3. The bifunctional polypeptide according to claim 1, characterized in that, Z3 has the structure shown in equation (III): IX3VW Me QDWGAHRX4T-NH2(III), Among them, X3 and X4 form a ring through disulfide bonds or amide bonds; Optionally, X3 and X4 are selected from C; Optionally, X3 is selected from K, and X4 is selected from D; Optionally, X3 is selected from D, and X4 is selected from K.
4. The bifunctional polypeptide according to claim 1, characterized in that, Z2 is a short peptide containing one lysine residue, wherein the number of amino acids in the short peptide is 2 to 9. Optionally, Z2 is selected from PK, PKP, PKPSGG, PKPSGGSGG, GGSPKPSGG.
5. The bifunctional polypeptide according to claim 1, characterized in that, The polypeptide has an amino acid sequence shown in any one of SEQ ID NO:1 to 9.
6. A bifunctional polypeptide conjugate, characterized in that, The bifunctional polypeptide according to any one of claims 1 to 5, and the coupling portion thereof, wherein the polypeptide is linked to the coupling portion.
7. The polypeptide conjugate according to claim 6, characterized in that, The polypeptide conjugate has the structure shown in formula (IV): Peptide-coupled moiety-peptide (IV).

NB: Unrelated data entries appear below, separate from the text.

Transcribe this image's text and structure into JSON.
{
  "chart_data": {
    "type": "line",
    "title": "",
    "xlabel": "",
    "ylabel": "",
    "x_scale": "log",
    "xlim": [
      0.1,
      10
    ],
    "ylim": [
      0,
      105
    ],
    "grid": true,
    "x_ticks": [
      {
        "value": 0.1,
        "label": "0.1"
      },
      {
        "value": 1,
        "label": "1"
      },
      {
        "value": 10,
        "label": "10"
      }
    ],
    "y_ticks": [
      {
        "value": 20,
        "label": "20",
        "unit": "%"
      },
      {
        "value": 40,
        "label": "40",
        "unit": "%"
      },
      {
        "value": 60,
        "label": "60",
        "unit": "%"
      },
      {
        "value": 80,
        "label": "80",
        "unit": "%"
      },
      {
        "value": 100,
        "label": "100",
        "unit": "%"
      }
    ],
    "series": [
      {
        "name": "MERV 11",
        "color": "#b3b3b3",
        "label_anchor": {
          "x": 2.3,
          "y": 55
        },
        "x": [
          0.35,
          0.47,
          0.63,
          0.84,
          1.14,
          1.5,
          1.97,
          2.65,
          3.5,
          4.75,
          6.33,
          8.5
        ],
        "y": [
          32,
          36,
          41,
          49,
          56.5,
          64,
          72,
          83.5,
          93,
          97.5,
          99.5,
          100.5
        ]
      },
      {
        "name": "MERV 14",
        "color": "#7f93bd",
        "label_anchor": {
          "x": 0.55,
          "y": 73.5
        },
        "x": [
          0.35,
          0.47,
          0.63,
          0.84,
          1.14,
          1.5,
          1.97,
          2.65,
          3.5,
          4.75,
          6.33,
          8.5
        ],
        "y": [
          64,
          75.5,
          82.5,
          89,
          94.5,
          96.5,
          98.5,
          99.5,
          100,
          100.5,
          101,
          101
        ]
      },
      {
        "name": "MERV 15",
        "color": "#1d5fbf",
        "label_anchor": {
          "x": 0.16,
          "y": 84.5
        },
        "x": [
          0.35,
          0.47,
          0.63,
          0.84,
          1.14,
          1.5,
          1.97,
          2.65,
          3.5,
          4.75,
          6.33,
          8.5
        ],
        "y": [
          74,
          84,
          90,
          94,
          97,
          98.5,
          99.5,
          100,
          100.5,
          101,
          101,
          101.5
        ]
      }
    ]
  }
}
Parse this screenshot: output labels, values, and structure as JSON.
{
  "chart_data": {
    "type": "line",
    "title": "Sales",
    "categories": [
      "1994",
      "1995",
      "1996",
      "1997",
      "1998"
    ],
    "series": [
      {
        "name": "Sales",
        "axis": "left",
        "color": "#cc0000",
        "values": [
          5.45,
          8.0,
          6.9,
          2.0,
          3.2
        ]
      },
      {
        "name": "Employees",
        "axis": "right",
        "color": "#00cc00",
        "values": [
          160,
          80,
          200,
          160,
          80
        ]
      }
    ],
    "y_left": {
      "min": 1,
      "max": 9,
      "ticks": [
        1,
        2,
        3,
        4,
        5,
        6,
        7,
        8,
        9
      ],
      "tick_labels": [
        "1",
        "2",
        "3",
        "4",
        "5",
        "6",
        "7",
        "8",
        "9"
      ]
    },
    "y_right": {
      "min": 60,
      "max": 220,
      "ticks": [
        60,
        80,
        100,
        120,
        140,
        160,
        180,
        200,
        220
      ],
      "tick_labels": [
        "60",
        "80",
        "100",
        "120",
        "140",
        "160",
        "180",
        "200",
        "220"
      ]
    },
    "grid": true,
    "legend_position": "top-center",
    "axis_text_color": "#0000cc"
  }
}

8. The polypeptide conjugate according to any one of claims 6 to 7, characterized in that, The coupling portion is selected from polyethylene glycol; Optionally, the polyethylene glycol is selected from double-ended activated polyethylene glycol; Optionally, the molecular weight of the double-ended activated polyethylene glycol is 20,000 Da to 40,000 Da; Optionally, the dual-terminal activated groups of the dual-terminal activated polyethylene glycol are selected from succinimide propionate (SPA), N-hydroxysuccinimide (NHS), succinimide carbonate (SC), succinimide acetate (SCM), acyl chloride, and acid anhydride.
9. A pharmaceutical composition, characterized in that, include: The bifunctional polypeptide or a pharmaceutically acceptable salt thereof as described in any one of claims 1 to 5, or the polypeptide conjugate or a pharmaceutically acceptable salt thereof as described in any one of claims 6 to 8; Optional, further including pharmaceutically acceptable carriers, excipients, and mediators; Optionally, the pharmaceutical composition may be administered subcutaneously, intravenously, or via the vitreous humor.

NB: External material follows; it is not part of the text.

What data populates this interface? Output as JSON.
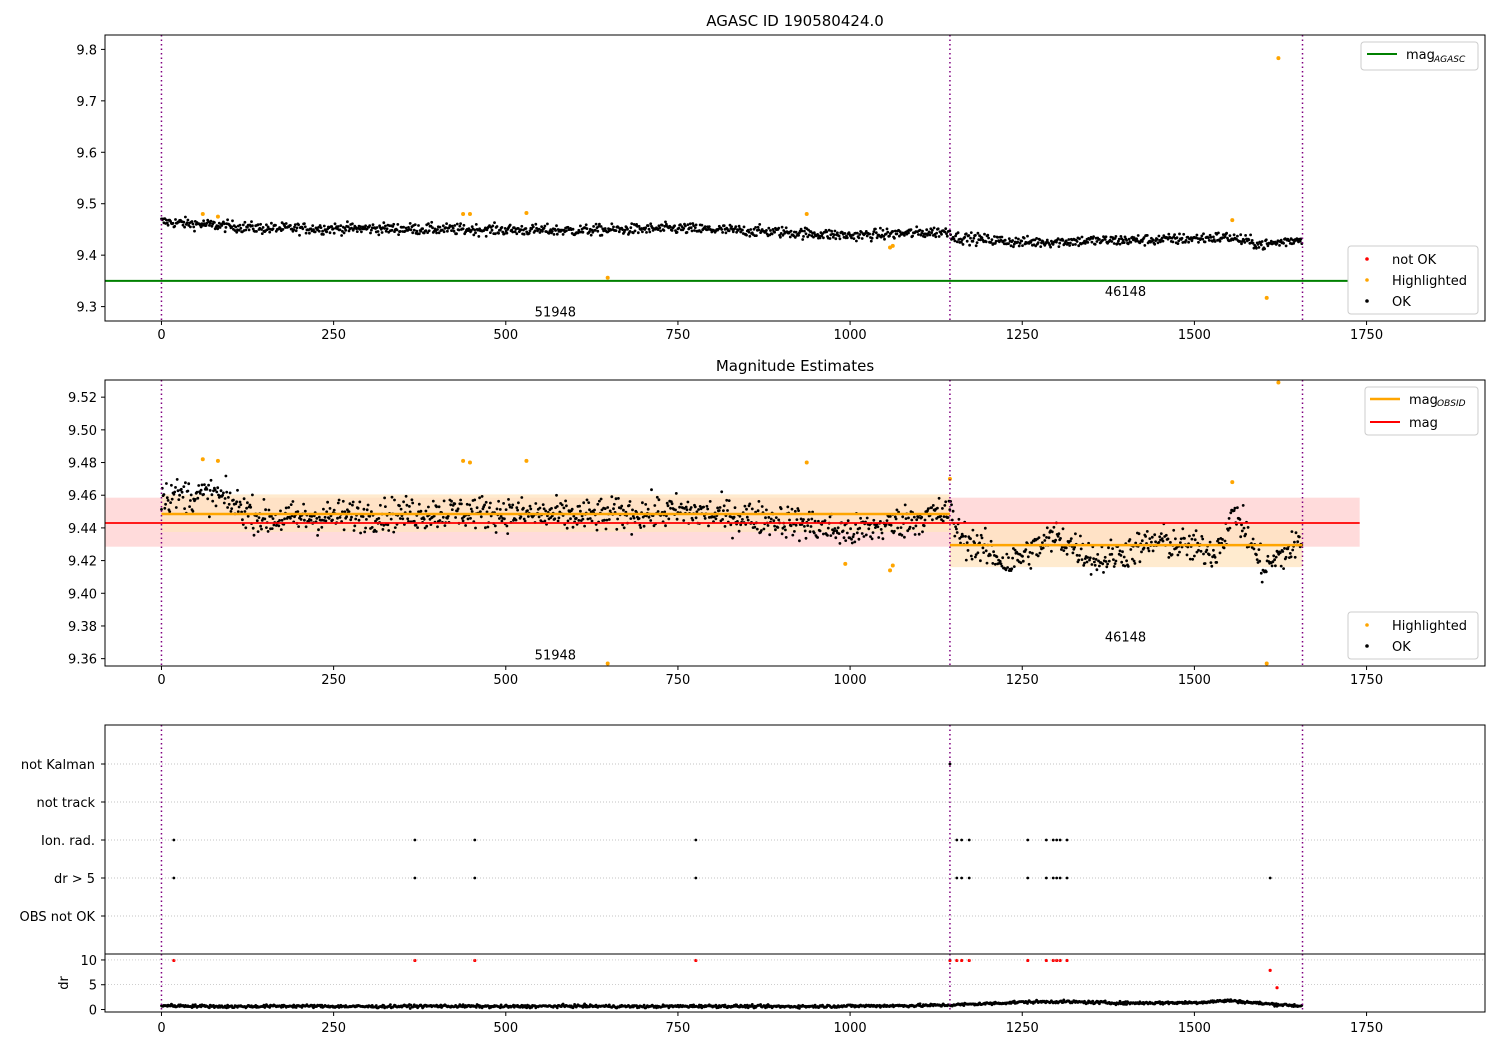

10. Use of the polypeptide of any one of claims 1 to 5 or a pharmaceutically acceptable salt thereof, the polypeptide conjugate of any one of claims 6 to 8 or a pharmaceutically acceptable salt thereof, or the pharmaceutical composition of claim 9 in the preparation of a medicament for the prevention and / or treatment of diseases related to complement hyperactivation and autoimmune diseases; Optionally, the related diseases and autoimmune diseases caused by complement overactivation include paroxysmal nocturnal hemoglobinuria, cold agglutinin disease, microangiopathy, vasculitis, autohemolytic anemia, aplastic anemia, atypical hemolytic uremic syndrome, immunoglobulin A nephropathy, C3 glomerulonephritis, glomerulonephritis, kidney injury, membranoproliferative glomerulonephritis, membranous glomerulonephritis, lupus nephritis, systemic lupus erythematosus, organ transplant rejection, autoimmune thrombocytopenic purpura, rheumatoid arthritis. Wet arthritis, geographic atrophy, age-related macular degeneration, Stargardt's disease, keratoconjunctivitis, hereditary angioedema, neuromyelitis optica spectrum disorders, motor neuron disease, myasthenia gravis, amyotrophic lateral sclerosis, acute respiratory distress syndrome, acute respiratory diseases caused by viral infections, protein-losing enteropathy, gingivitis, periodontitis, hidradenitis suppurativa, pemphigoid, pyoderma gangrenosa, systemic scleroderma, squamous cell carcinoma of the skin, lung cancer, multiple myeloma, etc.